India doesn't yet have that Covid safety armour needed to start reopening: Virologist

Lipkin said there were many lessons from the Spanish flu of 1918 which have not been carried forward.

Published: 10th October 2021 08:02 AM  |   Last Updated: 10th October 2021 08:02 AM   |  A+A-

A health worker administers COVID vaccine at District hospital, Noida.

A health worker administers COVID vaccine at District hospital. (File Photo | PTI)


NEW DDELHI: The percentage of India's population vaccinated against COVID-19 is very low, renowned virologist Dr W. Ian Lipkin said on Saturday and opined the country does not yet have the sort of safety armour needed to start reopening.

Addressing India Today Conclave 2021, he said India has the largest vaccine manufacturer in the world which the country should be proud of.

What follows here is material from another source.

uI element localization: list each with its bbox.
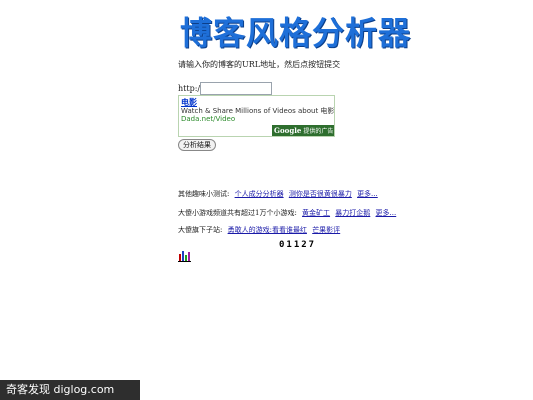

"Serum Institute of India is poised to lead here. I think this is something that India should be proud of and should acknowledge and promote," he said.

About the reopening procedure, Lipkin said the percentage of India's population that is vaccinated is very small.

"Less than 20 per cent of your population that's vaccinated. Then 30 per cent of your population under the age of 18 who are not yet eligible for vaccination. So this means that you don't have the sort of armour that you need to safely reopen in that way," he said.

Warning about the long-term effect of COVID-19, the virologist said people usually don't talk about it "which I think is going to be extraordinary in terms of its impact."

"These are not people who necessarily have an acute disease, they may have an only mild form of it, but they remain permanently or at least for a long period, crippled with cognitive dysfunction, shortness of breath, fatigue. This can represent as many as 30 per cent of people who become infected," Lipkin said.

"These individuals, even if the virus were to magically disappear, might continue to be infected and have a huge impact on their lives for decades to come," he said.

Lipkin said there were many lessons from the Spanish flu of 1918 which have not been carried forward.

"I hope we will revise our approach in the future. But I'm not even confident that this is the worst of potential pandemics. We need to make sure that whatever we've learned here carries forward into the next months and years," he said.

He warned there are several more variants of SARS-CoV-2 which are circulating.

"There are variants, already circulating, don't have names. Will they be more capable of transmission? We don't know. Delta variant seems to be extraordinarily well adapted to spread in humans," Lipkin said.

He said the world needs to start thinking not only about vaccines to prevent severe disease, but also that can prevent transmission.

"We need to improve our public health infrastructure, be able to track and trace individuals who have been exposed so that we can adopt a ring vaccination strategy, which was so successful in India in eradicating smallpox.

"Masking, even if these masks are not what I would consider state-of-the-art can also be useful. But people need to change the way they think about themselves and others and be less selfish," Lipkin added.